Изменить стиль страницы

— Вот ты, дурья твоя голова, знаешь, к примеру, кто такой был Гедиминас? Где тебе знать! Он был Великий литовский князь. И к тому же мудрый человек. Ведь и среди вельмож попадаются олухи, правда, не совсем такие, как ты. Так вот, Гедиминас и поручил управлять своим хозяйством, то бишь княжеством (вместе с троном), не кому-нибудь из старших сыновей, которых у него была целая дюжина, а самому младшему, его Яунутисом звали. Понятно тебе, дурачок, чего ради я, твой старший брат, долблю это тебе, младшему?

Довидукас, который приволок в избу различную упряжь для починки, сердито огрызнулся:

— Вот еще! Недосуг мне разбираться с твоими, как их там, Гадаминасами или Гидоминасами! Вот, взгляни, все полопалось, не упряжь — одни веревки, да и те истерлись. Связываю, привязываю, конца-краю этому не видно. Кожаную бы надо. Люди скажут, мы с тобой вдвоем с парой лошадей управиться не можем. Ты, Раполас, хоть бы малость на пашне подсобил, а? Мы бы тогда с тобой вместе землю обрабатывали, глядишь, и прокормились бы. Я так люблю пахать, мне любую работу только подавай. Да ведь сам видишь: не под силу мне это одному, придется нам с тобой умереть с голоду…

Лицо его скривилось в жалобной гримасе, потому что он и сейчас был голоден. Раполас, у которого с утра тоже маковой росинки во рту не было, в ответ лишь барабанил пальцами по столу. Разница между братьями заключалась в том, что подросток, спасаясь от голода, надеялся только на себя, а он, Раполас, знай озирался вокруг, кто бы его покормил — из жалости или просто так. И все-таки Раполас закончил свою речь:

— Я же тебе, дурачок, говорю: меня в дворовые берут, а нас с тобой от всех повинностей освобождают. Сможешь теперь свести концы с концами. Словом, управляйся сам, как знаешь, а будет на то воля божья — женись на тетёхе-дурёхе да и плоди на здоровье ребятишек. Я для этого ремесла не гожусь и тебе поперек дороги не стану.

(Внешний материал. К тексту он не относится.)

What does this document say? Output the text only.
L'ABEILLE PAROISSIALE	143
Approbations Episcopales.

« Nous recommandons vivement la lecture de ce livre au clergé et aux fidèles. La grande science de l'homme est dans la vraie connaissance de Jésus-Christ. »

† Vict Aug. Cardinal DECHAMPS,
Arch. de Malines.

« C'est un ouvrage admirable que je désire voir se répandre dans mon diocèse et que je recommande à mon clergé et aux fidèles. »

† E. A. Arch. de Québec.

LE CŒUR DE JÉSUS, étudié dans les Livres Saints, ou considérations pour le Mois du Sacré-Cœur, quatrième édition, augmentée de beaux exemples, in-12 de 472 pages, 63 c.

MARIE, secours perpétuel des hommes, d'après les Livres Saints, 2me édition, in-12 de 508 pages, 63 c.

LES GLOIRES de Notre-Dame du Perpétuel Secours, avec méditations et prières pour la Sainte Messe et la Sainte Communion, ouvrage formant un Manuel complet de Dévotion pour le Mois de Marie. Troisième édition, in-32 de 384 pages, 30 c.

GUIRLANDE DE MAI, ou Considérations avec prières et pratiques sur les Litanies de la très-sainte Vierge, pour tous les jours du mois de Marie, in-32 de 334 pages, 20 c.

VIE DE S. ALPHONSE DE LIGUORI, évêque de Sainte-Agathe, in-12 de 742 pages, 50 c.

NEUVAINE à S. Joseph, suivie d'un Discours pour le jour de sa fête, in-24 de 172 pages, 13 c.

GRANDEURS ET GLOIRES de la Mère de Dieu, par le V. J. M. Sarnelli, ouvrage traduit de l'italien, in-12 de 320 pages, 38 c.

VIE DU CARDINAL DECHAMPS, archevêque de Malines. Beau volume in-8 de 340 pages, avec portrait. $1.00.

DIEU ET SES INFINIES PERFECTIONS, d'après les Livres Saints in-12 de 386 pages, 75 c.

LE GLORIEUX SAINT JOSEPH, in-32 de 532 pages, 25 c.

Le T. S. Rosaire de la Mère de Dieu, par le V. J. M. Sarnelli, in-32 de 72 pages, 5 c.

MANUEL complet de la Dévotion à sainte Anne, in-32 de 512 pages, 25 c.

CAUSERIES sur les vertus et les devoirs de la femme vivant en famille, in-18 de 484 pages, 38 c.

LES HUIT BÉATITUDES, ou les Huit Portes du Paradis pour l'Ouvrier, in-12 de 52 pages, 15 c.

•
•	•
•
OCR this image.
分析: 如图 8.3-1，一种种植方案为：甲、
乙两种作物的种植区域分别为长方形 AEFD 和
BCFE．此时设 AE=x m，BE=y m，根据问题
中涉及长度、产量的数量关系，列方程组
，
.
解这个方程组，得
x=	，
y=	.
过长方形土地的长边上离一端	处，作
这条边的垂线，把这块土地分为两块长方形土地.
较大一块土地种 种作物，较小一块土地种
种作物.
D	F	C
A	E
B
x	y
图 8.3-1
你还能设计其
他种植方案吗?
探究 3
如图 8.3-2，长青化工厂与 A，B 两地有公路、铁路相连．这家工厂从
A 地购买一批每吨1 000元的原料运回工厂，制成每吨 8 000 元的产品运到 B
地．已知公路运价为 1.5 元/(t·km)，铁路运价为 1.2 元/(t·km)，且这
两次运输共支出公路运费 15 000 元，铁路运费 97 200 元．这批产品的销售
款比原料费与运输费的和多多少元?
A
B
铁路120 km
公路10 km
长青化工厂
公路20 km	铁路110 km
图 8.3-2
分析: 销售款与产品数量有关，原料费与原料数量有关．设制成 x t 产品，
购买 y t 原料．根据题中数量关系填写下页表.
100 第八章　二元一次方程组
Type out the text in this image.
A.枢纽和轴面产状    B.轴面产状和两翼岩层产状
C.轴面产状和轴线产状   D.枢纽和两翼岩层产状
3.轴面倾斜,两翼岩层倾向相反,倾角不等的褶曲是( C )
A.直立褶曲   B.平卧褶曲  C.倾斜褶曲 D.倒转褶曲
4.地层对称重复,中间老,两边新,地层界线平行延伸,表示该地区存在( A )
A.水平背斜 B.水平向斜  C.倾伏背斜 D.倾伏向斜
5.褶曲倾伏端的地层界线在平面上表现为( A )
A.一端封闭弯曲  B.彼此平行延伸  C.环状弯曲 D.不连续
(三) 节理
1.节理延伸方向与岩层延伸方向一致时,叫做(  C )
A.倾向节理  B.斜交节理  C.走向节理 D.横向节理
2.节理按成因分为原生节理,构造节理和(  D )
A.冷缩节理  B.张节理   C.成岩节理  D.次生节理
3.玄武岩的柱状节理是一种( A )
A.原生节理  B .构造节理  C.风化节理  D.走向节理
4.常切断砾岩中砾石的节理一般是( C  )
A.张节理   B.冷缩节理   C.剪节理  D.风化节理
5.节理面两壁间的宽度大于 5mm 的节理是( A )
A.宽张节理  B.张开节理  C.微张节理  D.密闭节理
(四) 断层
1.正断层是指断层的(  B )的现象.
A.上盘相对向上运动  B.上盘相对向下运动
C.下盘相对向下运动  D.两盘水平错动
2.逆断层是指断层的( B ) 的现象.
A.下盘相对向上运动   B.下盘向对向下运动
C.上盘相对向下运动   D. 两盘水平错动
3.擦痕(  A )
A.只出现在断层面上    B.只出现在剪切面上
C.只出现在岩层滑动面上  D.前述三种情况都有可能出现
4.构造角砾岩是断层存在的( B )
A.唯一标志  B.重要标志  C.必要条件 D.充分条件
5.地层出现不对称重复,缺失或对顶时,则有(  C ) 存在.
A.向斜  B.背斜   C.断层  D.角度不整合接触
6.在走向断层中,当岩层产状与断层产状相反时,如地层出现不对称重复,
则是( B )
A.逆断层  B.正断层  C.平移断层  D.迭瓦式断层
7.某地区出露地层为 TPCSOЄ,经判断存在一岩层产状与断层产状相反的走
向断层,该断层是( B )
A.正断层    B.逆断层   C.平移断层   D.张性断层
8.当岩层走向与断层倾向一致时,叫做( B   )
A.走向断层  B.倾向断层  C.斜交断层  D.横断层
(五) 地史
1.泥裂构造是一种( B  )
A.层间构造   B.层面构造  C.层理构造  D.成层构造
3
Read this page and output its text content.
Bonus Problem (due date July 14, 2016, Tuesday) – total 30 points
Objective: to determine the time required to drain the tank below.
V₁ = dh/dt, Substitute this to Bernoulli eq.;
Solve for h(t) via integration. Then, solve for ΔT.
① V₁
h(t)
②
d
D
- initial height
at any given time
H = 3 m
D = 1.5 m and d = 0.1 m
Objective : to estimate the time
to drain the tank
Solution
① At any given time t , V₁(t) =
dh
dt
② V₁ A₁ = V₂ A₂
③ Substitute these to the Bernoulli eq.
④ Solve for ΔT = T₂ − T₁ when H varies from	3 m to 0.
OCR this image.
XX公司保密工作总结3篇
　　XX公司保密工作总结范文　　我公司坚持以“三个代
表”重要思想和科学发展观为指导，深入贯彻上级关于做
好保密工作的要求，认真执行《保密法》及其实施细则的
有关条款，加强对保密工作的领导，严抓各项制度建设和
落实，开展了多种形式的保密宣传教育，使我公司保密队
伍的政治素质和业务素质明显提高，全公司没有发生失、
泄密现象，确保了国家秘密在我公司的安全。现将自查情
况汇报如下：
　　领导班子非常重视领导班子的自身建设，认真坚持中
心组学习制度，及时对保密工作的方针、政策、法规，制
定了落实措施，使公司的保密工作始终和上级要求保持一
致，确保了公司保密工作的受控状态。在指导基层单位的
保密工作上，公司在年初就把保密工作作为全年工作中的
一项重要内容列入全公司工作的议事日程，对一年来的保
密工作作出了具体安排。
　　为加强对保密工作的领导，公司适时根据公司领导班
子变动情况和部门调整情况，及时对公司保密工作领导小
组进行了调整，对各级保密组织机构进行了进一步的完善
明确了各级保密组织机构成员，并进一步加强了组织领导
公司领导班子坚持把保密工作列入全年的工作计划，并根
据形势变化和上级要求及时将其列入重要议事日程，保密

Довидукас разрыдался: страшно ему показалось жить одному и горе мыкать. И все-таки Раполас в тот же день ушел из родной деревни в имение Савейкяй, где и стал распорядителем, лишь изредка возвращаясь ночевать домой. Довидасу от него только и было проку, что тот приносил из имения отслужившее свой срок, но еще довольно прочное кожье, которое шорник заменял новым, Так ему удалось приобрести вожделенную кожаную упряжь и недоуздок. И больше ничегошеньки, точно Раполас стал чужаком в родном доме.

Долгое время Довидукас едва сводил концы с концами. Трудно и описать, что это была за жизнь. Однако же как-то жил, не умер с голоду, как предсказал себе когда-то; даже его дела, по мере того как он входил в силу, понемногу пошли на лад.

Раполас же нашел подлинное свое призвание — стал распорядителем. Он распоряжался с усердием, которого от него трудно было ожидать: проявлял невиданное рвение и преданность Патс-Памарняцкасу. И все только за то, что его сытно кормили и одевали, а сам он для этого и пальцем не пошевелил. Он жил заботами только одного дня и ничего не желал более — лишь бы люди из его околотка вовремя являлись на работу и находились на своих рабочих местах, хотя бы для видимости. А когда господа были неподалеку, он, щелкая плетью, с громким криком обходил поле, хотя вообще-то ему было совершенно безразлично, сколько крепостные наработают, каковы плоды годовых усилий. Итак, он не распалялся, не бранился, никто не мог пожаловаться, что Раполас хоть раз перетянул его своей плетью, которой он то и дело щелкал о землю или размахивал без нужды.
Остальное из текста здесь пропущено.